Straight away we notice that shared FPU, which eliminated Bulldozer's per-clock FP throughput advantage over K10, and the shared L1-I cache and decoders. Given a legacy workload, not using FMA instructions, this gives Bulldozer *half* the total FP throughput per core per clock as K10. By converting to FMA (the "unlocked capabilities"), we can get back up to parity. Big whoop. Any actual advantage here would have to come from higher clock speeds or core count.

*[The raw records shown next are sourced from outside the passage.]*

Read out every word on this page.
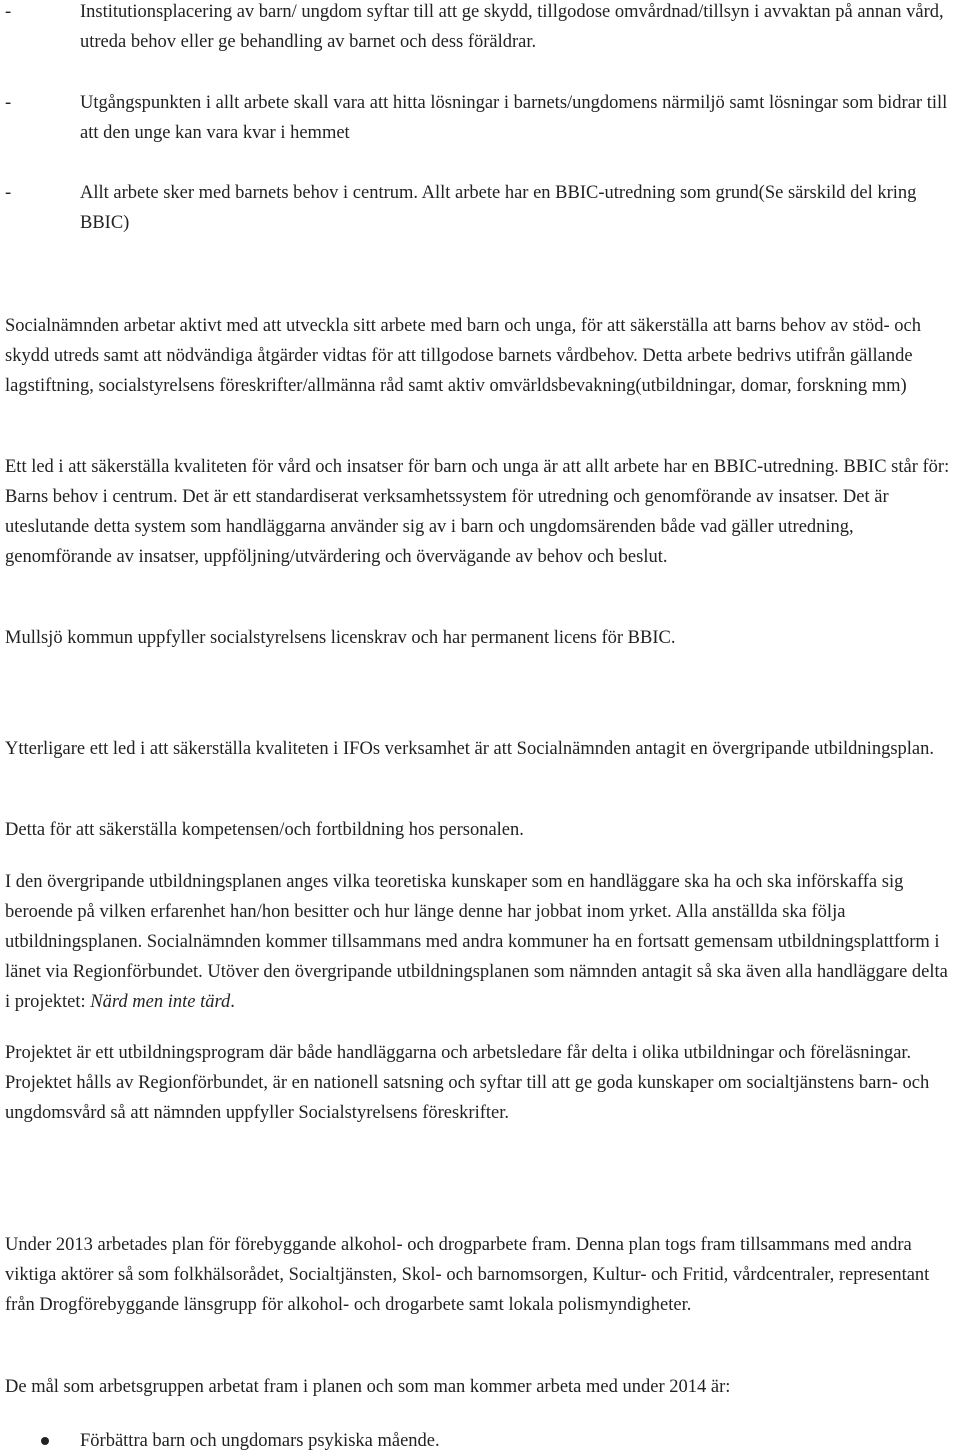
-	Institutionsplacering av barn/ ungdom syftar till att ge skydd, tillgodose omvårdnad/tillsyn i avvaktan på annan vård, utreda behov eller ge behandling av barnet och dess föräldrar.
-	Utgångspunkten i allt arbete skall vara att hitta lösningar i barnets/ungdomens närmiljö samt lösningar som bidrar till att den unge kan vara kvar i hemmet
-	Allt arbete sker med barnets behov i centrum. Allt arbete har en BBIC-utredning som grund(Se särskild del kring BBIC)

Socialnämnden arbetar aktivt med att utveckla sitt arbete med barn och unga, för att säkerställa att barns behov av stöd- och skydd utreds samt att nödvändiga åtgärder vidtas för att tillgodose barnets vårdbehov. Detta arbete bedrivs utifrån gällande lagstiftning, socialstyrelsens föreskrifter/allmänna råd samt aktiv omvärldsbevakning(utbildningar, domar, forskning mm)

Ett led i att säkerställa kvaliteten för vård och insatser för barn och unga är att allt arbete har en BBIC-utredning. BBIC står för: Barns behov i centrum. Det är ett standardiserat verksamhetssystem för utredning och genomförande av insatser. Det är uteslutande detta system som handläggarna använder sig av i barn och ungdomsärenden både vad gäller utredning, genomförande av insatser, uppföljning/utvärdering och övervägande av behov och beslut.

Mullsjö kommun uppfyller socialstyrelsens licenskrav och har permanent licens för BBIC.

Ytterligare ett led i att säkerställa kvaliteten i IFOs verksamhet är att Socialnämnden antagit en övergripande utbildningsplan.

Detta för att säkerställa kompetensen/och fortbildning hos personalen.

I den övergripande utbildningsplanen anges vilka teoretiska kunskaper som en handläggare ska ha och ska införskaffa sig beroende på vilken erfarenhet han/hon besitter och hur länge denne har jobbat inom yrket. Alla anställda ska följa utbildningsplanen. Socialnämnden kommer tillsammans med andra kommuner ha en fortsatt gemensam utbildningsplattform i länet via Regionförbundet. Utöver den övergripande utbildningsplanen som nämnden antagit så ska även alla handläggare delta i projektet: Närd men inte tärd.

Projektet är ett utbildningsprogram där både handläggarna och arbetsledare får delta i olika utbildningar och föreläsningar. Projektet hålls av Regionförbundet, är en nationell satsning och syftar till att ge goda kunskaper om socialtjänstens barn- och ungdomsvård så att nämnden uppfyller Socialstyrelsens föreskrifter.

Under 2013 arbetades plan för förebyggande alkohol- och drogparbete fram. Denna plan togs fram tillsammans med andra viktiga aktörer så som folkhälsorådet, Socialtjänsten, Skol- och barnomsorgen, Kultur- och Fritid, vårdcentraler, representant från Drogförebyggande länsgrupp för alkohol- och drogarbete samt lokala polismyndigheter.

De mål som arbetsgruppen arbetat fram i planen och som man kommer arbeta med under 2014 är:

Förbättra barn och ungdomars psykiska mående.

Multithreading also makes the already-questionable L1-I cache in Bulldozer completely inadequate to sustain tolerable hit rates, unless by chance both cores are running the same code from the same location in memory. It also halves the decoders' throughput per core, so now they match that of the integer units we mentioned earlier, with nothing spare to keep the FPU properly fed. The wider retirement unit goes completely to waste in this scenario. Steamroller and Excavator have separate decoders (and are significantly better for it), but must still share fetch bandwidth and the L1-I cache.
As for the clock speed, this reached 5GHz if you are generous enough to include the absurd FX-9590 and count the maximum turbo clock speed. This is *not* 50% higher than the best K10 models, which could run all cores at their maximum speed all the time without violating a much more reasonable TDP - and on an older, larger process node to boot. Piledriver and Excavator did nudge north of 4GHz within reasonable TDPs, but that's not enough to overcome the other handicaps - and AMD had already given up on making Bulldozer "faster than the competition" by the time Excavator arrived.
The only trick left up Bulldozer's sleeve was core count. But we can directly compare Llano with Trinity - same process node, same core count, one with K10 and the other with Piledriver - to find that each Piledriver module takes up significantly more die space than a pair of hastily-shrunk K10s. Even after reducing the size of the iGPU (luckily it wasn't slower - they changed from VLIW5 to VLIW4 to save space), Trinity's total die size is larger than Llano's. We can extrapolate to say that simply shrinking K10 to 32nm should have allowed a Phenom II X8 within Vishera's die size, equalling the core count with much less R&D cost.
So from every angle, Bulldozer was a complete and utter failure,
even after making optimistic assumptions about software evolution.
By contrast, Ryzen achieves excellent performance on *current* productivity software, with remarkably few exceptions. No arguments about "performance potential" are needed in that context. Only in games, which are a rather different type of workload, is there a question-mark.